Adding to this already impressive back catalogue is the imminent release of a live album alongside living legend and krautrock pioneer Damo Suzuki. Recorded at a show in The Kazimier, the album stands as testament to the strength of Mugstar as performing musicians. Veering through kraut, prog, psych and jazz, each of the tracks showcases a number of different strings to Mugstar’s Technicolor bow. The show, birthed in typical Damo Suzuki style, was entirely improvised. The performance was a chance for the audience to bear witness to this meeting of minds first hand. “He actually said to us, ‘don’t rehearse’. We met with him on the night, we soundchecked, and we played. I can’t remember the exact phrase he used but it was something about the cosmic forces coming together.” Listening to the album – Start From Zero, released on Important Records this month – it’s difficult to argue with the results. The album stands as testament not only to the virtuosity of Mugstar as a live act, but how important improvisation is to the band. This spirit of adventure and exploration permeates everything the band do.

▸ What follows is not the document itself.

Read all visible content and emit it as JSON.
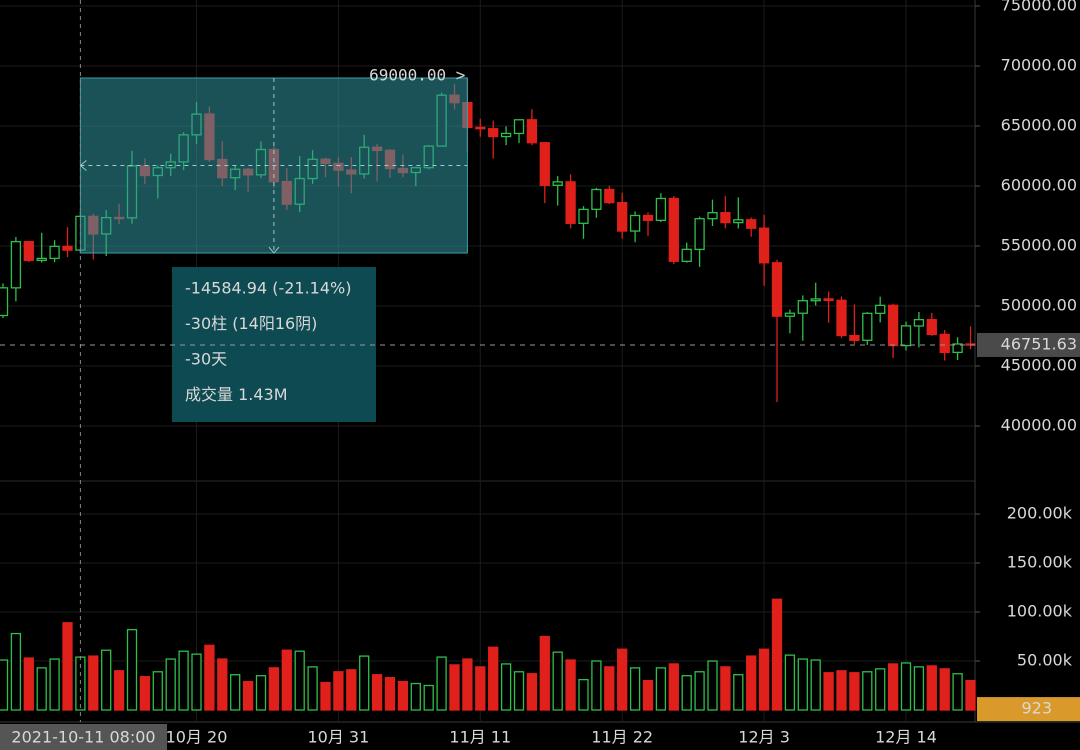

Mugstar have also shown themselves to be exploratory not only in content but in context. Alongside their more traditional collaborations they have explored new forms, as the recent partnership with contemporary dance choreographer Frank Michelletti proves. Specially commissioned for the wonderfully titled Kubilai Kahn Investigations, the piece involved the band playing on stage surrounded by dancers responding to the music as they played. The project was not only hugely successful as a show but proved to be an eye-opening experience for the band. “It was really interesting to see how the dancers responded to some of the intricacies in our music; the bits that I wonder if anyone picks up on. There were a few moments where I would, for example, change the bassline a little and their movements would be altered. It was great to see someone respond in that way.” Spurred-on by the success of the performance, the band are perhaps understandably keen for this not to be the last time they work in such a way. “We’d definitely be interested in doing it again. It gave [us] so much energy. To have people on the stage responding to what you’re doing, it was amazing. Everyone involved felt their performance just went up a level.”

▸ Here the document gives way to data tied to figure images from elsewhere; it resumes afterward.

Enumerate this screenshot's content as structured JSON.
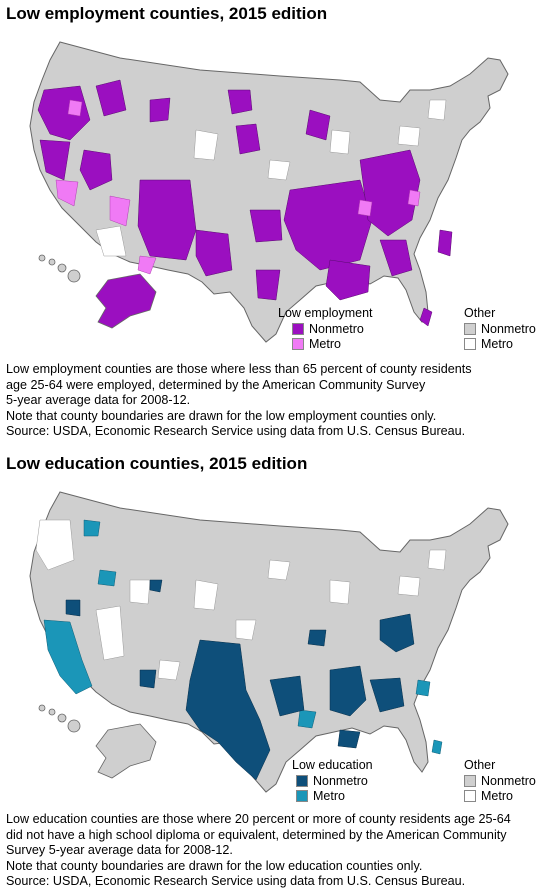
{
  "colors": {
    "emp_nonmetro": "#9B0FC0",
    "emp_metro": "#F07AF5",
    "edu_nonmetro": "#0E4F7A",
    "edu_metro": "#1B96B8",
    "other_nonmetro": "#CFCFCF",
    "other_metro": "#FFFFFF",
    "border": "#666666"
  },
  "maps": [
    {
      "title": "Low employment counties, 2015 edition",
      "legend": {
        "category_title": "Low employment",
        "category_items": [
          "Nonmetro",
          "Metro"
        ],
        "other_title": "Other",
        "other_items": [
          "Nonmetro",
          "Metro"
        ]
      },
      "note_lines": [
        "Low employment counties are those where less than 65 percent of county residents",
        "age 25-64 were employed, determined by the American Community Survey",
        "5-year average data for 2008-12.",
        "Note that county boundaries are drawn for the low employment counties only.",
        "Source: USDA, Economic Research Service using data from U.S. Census Bureau."
      ]
    },
    {
      "title": "Low education counties, 2015 edition",
      "legend": {
        "category_title": "Low education",
        "category_items": [
          "Nonmetro",
          "Metro"
        ],
        "other_title": "Other",
        "other_items": [
          "Nonmetro",
          "Metro"
        ]
      },
      "note_lines": [
        "Low education counties are those where 20 percent or more of county residents age 25-64",
        "did not have a high school diploma or equivalent, determined by the American Community",
        "Survey 5-year average data for 2008-12.",
        "Note that county boundaries are drawn for the low education counties only.",
        "Source: USDA, Economic Research Service using data from U.S. Census Bureau."
      ]
    }
  ]
}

Whether it is dancers, collaborations or live soundtracking a film about the Red Army/Popular Front For The Liberation Of Palestine, Mugstar are a band constantly pushing the boundaries of their art form. “It’s not a conscious decision to keep going down these different avenues of working, but I think that, when we did our own film for Summercamp last year, it opened up all these opportunities,” explains Neil. It would be a brave person who bets on where they go next. What’s certain, however, is that it will be as exciting, vital and interesting as ever.
Start From Zero is out on Important Records on 21st June.